I have spent much of my career transitioning from a standard lecture format to letting the students lead the way. Let’s go over some of the steps:

  1. Many years ago I taught our core introduction to business information technology class with standard PowerPoint lectures. When we would be in the lab, I started out lecturing, demonstrating, and having them follow along. Fortunately, I noticed that they didn’t follow along! Some were faster, some were slower, some didn’t care. It definitely didn’t work, but it did show me that I needed to think about structuring the class in a different way.
  2. At the same time I was working with another professor teaching the introduction to database elective class. In this class we would lecture for a short time (maybe 5 minutes), and then students would work on a problem among themselves. We would wander around the class for 3-4 minutes while they worked on the problem, and then we would reconvene as a group and discuss their answers and questions. When we were in the lab, we had semi-structured exercises that basically guided their exploration of the software. I wrote a whole manual based on the principles espoused in The Nurnberg Funnel. This really helped guide my thinking so that I would let the student take the lead and use his/her initiative. This also led me to design exercises that required students to take ownership of the learning process.
  3. Several years later when I taught my class on “Web-based resources,” I structured the class in ways that maximized the personal meaning of the material to the students. I gave a short overview lecture (10-15 minutes) at the beginning of a class (with all of my notes posted before the class on the class wiki), and then students would spend the rest of the class working on guided exercises and then applying these skills and concepts to their own term project. During the whole class period, I acted as a resource, answering questions and providing hints when they had reached some type of impasse.

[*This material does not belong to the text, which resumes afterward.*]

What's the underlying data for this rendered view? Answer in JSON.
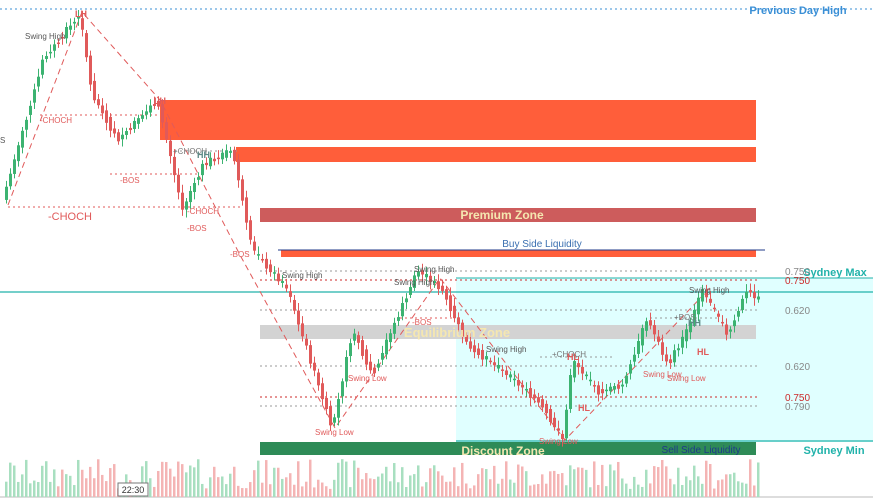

I currently teach a quite traditional, though not often practiced at Michigan with our undergraduates, case-based class in which we discuss two different cases during a three-hour face-to-face class with 52 students. For each class, they generally read two cases (5-15 pages each), and usually one more theoretical concept-based journal paper. Our classes are spent as two long discussions, with them talking 90% of the time (to the class), and we taking notes on the board and structuring the discussion. Periodically, as part of the discussion, I do a very short (1-2 minute) lecture on a specific topic from the case that I want them to take note of.

Now technology enters the picture. I can easily see something like ShowMe, ReplayNote, or Camtasia being used to teach these topics before class, and before they read the cases so that they can think about how to apply the ideas themselves. This would, I think, allow the conversation to get to a higher level than it currently does.

I will be experimenting with these tools over the next few months and will report on my findings here. I would appreciate any pointers that my readers can give me that might make my experiments more useful.